A periodical is a generic term used for popular magazines, scholarly journals, and subject or professional publications. They are materials that are published at regular intervals (monthly, quarterly, daily, etc.)
Periodicals are important because they are an excellent method of getting current information. Subjects that are new or too specialized to be covered in books can often be found in journals, magazines, and newspapers. Periodicals have a variety of purposes and kinds of audiences. They may include news, opinion, editorial comments, scholarly analysis and research. They range from newsletters of trade organizations to in-depth journals published by scientific societies and university presses.
You will have to make an informed choice about the type of periodicals needed for a given research project. Magazines may be appropriate for some purposes, journals of opinion for others, but usually the most important sources for college level research are academic journals. The definitions below will help you understand these terms.

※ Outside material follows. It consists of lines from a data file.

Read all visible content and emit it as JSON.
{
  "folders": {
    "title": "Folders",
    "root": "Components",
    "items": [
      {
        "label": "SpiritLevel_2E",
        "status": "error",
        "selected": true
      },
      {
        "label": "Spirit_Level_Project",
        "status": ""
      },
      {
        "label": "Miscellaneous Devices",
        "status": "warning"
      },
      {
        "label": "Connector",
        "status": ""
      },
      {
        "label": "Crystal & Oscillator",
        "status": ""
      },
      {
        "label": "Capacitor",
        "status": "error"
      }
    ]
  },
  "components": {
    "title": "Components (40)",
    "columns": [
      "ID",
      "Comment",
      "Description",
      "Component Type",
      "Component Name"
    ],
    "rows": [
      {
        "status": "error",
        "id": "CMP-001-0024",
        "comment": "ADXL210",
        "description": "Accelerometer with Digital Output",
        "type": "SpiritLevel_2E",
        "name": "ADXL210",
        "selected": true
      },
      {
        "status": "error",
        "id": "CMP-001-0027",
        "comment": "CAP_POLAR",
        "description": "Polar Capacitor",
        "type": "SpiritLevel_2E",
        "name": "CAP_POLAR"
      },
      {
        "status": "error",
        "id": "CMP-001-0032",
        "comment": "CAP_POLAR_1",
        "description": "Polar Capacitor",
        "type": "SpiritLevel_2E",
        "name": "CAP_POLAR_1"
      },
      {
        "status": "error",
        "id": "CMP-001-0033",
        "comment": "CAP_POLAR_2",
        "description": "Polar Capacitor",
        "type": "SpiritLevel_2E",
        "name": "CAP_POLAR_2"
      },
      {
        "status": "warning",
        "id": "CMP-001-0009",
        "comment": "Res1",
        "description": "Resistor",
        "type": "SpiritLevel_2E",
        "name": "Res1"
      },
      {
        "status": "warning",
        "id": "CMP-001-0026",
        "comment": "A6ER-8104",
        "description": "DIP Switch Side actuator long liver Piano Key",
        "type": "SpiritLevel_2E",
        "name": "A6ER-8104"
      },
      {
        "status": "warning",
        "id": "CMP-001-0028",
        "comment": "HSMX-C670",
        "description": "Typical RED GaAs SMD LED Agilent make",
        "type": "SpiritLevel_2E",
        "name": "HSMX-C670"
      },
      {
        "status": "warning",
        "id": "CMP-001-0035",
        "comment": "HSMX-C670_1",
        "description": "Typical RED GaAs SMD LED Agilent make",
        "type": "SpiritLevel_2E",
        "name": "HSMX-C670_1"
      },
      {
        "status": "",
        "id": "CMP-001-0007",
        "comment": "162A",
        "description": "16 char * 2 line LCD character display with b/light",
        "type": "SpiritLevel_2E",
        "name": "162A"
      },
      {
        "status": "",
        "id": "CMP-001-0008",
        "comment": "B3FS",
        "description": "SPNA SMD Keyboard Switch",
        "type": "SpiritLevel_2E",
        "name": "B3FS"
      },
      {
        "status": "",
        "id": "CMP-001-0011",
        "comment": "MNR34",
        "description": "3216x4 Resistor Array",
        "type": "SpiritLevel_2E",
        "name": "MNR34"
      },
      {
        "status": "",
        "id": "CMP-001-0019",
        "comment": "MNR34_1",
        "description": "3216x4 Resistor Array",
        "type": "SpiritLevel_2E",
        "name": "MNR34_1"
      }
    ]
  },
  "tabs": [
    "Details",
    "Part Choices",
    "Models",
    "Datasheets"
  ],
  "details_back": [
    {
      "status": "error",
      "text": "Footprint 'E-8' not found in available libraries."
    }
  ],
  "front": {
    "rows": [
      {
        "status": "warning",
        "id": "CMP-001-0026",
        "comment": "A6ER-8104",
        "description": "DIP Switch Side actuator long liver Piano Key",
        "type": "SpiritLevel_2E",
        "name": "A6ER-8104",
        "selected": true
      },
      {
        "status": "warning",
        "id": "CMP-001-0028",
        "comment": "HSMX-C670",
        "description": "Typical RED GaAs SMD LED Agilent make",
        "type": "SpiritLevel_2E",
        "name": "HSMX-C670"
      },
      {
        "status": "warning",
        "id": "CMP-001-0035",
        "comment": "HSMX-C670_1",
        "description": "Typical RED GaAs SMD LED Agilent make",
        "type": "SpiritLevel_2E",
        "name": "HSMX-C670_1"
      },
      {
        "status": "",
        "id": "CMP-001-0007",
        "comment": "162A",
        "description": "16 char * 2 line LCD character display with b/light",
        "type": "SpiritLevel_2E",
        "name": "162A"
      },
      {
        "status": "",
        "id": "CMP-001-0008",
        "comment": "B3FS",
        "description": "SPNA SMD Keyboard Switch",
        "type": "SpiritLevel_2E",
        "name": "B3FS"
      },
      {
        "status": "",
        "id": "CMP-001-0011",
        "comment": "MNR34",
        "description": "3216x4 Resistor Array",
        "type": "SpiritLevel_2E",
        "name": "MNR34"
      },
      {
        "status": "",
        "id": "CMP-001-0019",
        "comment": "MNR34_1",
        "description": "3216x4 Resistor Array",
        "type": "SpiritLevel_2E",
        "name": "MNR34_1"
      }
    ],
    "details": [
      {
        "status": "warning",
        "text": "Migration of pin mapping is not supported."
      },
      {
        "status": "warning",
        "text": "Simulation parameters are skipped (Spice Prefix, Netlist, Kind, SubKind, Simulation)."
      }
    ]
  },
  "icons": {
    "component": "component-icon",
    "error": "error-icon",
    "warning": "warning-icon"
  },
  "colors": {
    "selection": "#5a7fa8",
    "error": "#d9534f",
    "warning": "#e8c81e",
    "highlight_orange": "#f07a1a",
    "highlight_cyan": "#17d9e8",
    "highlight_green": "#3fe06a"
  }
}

Another distinction made about research materials is between primary and secondary sources.
The actual transcript of a trial is PRIMARY information while an article about the trial that only provides some quotes and reports by eyewitnesses is SECONDARY information.
Refereed or peer-reviewed journals are journals where the quality of the articles is maintained by a review process by experts prior to publication. Several databases including ProQuest Central , PsycInfo and WilsonWeb allow users to limit their search to refereed or scholarly journals only. Use Ulrich's Periodicals Directory to confirm that the scholarly journals presented are peer-reviewed journals.